隣であくびをかみ殺している宍戸もさっきからもう何度目だか分からないくらい「さみー」を連発しています。


「やべーな、今日。朝練死ぬわ。マジさみー。」
(あ、また言った)



てくてくてくてく
ぴゅーぴゅーぴゅー


今日も元気に北風が吹いてます。
寒いです。
ポケットの中の手は凍えてどうにかなってしまいそうです。
私はまだ手袋を買ってないのですが隣の宍戸はどうなのでしょうか。
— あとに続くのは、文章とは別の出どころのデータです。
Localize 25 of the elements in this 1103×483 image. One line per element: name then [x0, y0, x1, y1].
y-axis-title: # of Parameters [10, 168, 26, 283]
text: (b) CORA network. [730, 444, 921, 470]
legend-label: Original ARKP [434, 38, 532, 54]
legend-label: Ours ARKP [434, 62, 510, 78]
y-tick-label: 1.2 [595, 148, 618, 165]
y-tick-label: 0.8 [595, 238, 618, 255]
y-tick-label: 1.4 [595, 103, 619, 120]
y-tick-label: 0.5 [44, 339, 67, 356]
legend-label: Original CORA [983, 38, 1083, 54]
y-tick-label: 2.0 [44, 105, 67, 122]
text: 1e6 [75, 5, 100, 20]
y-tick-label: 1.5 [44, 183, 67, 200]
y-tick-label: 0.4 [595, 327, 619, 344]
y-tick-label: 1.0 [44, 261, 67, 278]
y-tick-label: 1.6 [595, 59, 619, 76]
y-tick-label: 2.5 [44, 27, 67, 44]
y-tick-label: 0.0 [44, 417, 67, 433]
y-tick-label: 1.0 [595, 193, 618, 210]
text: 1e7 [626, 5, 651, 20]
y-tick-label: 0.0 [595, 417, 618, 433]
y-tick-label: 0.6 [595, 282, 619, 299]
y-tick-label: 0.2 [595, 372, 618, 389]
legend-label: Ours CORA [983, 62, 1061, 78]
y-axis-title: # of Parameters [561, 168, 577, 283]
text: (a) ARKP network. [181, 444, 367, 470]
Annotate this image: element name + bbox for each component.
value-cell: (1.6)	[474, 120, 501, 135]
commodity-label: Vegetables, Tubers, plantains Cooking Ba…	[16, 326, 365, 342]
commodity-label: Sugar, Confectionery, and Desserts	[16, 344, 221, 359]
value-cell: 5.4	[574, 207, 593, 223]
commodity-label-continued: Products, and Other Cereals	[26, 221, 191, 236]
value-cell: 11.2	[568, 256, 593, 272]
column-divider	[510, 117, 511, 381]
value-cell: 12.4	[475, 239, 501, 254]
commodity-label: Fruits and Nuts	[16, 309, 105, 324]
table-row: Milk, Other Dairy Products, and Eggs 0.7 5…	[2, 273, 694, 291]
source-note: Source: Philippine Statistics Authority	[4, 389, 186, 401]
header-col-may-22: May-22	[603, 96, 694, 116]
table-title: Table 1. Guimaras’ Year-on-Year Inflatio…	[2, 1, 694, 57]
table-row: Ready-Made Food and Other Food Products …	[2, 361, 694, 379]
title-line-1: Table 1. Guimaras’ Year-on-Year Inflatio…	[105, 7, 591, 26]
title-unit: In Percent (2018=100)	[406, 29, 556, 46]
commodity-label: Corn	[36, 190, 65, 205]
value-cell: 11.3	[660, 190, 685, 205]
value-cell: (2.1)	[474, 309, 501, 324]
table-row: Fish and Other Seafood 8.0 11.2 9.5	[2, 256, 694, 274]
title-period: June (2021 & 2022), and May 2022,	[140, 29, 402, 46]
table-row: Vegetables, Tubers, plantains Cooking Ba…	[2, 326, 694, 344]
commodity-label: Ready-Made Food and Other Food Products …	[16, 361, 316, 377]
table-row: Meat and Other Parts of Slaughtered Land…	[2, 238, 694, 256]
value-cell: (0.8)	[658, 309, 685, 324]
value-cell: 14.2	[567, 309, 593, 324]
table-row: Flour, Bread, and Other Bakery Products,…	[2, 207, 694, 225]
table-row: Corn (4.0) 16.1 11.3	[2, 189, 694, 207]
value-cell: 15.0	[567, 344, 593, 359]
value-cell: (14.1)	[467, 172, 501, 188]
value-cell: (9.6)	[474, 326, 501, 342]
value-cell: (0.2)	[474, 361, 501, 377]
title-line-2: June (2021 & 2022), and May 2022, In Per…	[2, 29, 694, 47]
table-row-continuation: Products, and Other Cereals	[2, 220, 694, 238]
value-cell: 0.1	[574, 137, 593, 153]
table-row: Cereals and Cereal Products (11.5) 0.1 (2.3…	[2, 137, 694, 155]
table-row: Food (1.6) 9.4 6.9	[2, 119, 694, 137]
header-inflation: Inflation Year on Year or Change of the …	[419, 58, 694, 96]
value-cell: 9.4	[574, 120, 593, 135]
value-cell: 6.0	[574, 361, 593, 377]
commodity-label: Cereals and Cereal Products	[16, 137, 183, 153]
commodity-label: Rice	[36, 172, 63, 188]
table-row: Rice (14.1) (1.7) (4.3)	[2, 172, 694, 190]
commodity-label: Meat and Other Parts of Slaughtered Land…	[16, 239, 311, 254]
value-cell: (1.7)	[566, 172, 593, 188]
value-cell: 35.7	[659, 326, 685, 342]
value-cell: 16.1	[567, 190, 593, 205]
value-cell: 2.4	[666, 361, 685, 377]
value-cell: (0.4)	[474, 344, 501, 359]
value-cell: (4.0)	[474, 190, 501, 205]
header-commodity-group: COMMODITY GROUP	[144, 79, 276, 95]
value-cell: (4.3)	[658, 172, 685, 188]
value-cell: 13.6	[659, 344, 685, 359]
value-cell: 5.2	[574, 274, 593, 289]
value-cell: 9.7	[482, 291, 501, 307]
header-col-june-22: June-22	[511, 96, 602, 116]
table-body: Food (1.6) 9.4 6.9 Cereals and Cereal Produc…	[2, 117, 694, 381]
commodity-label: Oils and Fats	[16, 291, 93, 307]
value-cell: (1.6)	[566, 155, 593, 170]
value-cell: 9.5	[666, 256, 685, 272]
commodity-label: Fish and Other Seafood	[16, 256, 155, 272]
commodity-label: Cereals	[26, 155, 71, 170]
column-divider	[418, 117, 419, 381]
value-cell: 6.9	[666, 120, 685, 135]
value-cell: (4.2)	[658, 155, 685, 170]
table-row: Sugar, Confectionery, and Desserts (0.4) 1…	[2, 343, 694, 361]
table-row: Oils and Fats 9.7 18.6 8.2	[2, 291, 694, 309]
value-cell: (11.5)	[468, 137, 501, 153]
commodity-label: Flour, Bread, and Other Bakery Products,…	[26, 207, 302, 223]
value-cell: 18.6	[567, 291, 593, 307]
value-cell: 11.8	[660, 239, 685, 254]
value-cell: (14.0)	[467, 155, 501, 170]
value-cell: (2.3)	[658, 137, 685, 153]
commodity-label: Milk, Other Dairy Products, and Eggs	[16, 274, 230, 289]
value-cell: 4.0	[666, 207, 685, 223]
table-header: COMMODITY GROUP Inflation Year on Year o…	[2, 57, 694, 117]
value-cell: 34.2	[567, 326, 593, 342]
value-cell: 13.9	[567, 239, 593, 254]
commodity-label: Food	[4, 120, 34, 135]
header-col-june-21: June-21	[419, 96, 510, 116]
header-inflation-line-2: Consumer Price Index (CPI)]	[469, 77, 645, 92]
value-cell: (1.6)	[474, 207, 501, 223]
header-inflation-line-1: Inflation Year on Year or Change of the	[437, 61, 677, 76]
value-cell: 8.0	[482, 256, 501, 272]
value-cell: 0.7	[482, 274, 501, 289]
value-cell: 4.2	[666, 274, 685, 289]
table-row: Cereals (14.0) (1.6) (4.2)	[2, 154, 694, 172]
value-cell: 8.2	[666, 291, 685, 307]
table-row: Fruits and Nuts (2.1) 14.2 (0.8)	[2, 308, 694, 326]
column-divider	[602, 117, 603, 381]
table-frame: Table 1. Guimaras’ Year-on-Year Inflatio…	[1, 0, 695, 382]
多分持ってない気がします。


「・・・・・」
「・・・・・」
「宍戸、手袋とかしてんの?」
「あー、してない」
「寒くない?」
「寒いに決まってんだろーが」
「ね、寒いよね」






てくてくてくてく
てくてくてくてく
ぴゅーぴゅー
びゅーびゅーびゅー

今日も元気に北風は強く吹いてます。
すごく寒いです。

「宍戸、」
「あ、何」
「・・・あの、ね」

「なに」

「あの、その」
「なんだよ」
「・・・えと」
「?」
「・・・・・・・・・・・やっぱいい」
「何だよ!気になるじゃねーか!」
「・・・・・いいの」
「・・・・・いいのかよ」
「うん、いい、です」
「ふーん」
「・・・・・」
「・・・・・」
「・・・・」
「今日、マジさみーな」
「・・そ、だね」






てくてくてくてく
ぴゅーぴゅーぴゅーぴゅーぴゅーぴゅーぴゅーぴゅー

今日も元気に北風は強く吹いてます。
隣には宍戸がいます。
朝練前の早い時間、周りには誰もいません。




「・・・寒い、よね」
「おー、マジさみーな」










「・・・・・手、とか、つないだり、とか、しても、いい?」






「・・・・別に、いいけど」













てくてくてくてく
てくてくてくてく
てくてくてくてく
ぴゅーぴゅー
ぴゅーぴゅーぴゅーぴゅー

今日も元気に北風は強く吹いてます。
すっごく強く吹いてます。
隣には宍戸がいます。
さっきよりなんだかあったかい気がします。
つながってるのは手だけなのに、不思議です。


「・・・なんか照れるね」
「・・・・・」
「えへへ」
「・・・さみ」
「でも、さっきよりあったかくなった。」
「・・・・・あっそ。」






「宍戸はすっごい手あったかいね」
「・・・の手が冷たすぎなんじゃねーの」
「体温高いんだね、子供みたい」
「は!?」






今年の冬は、手袋は買わなくていいやと思いました。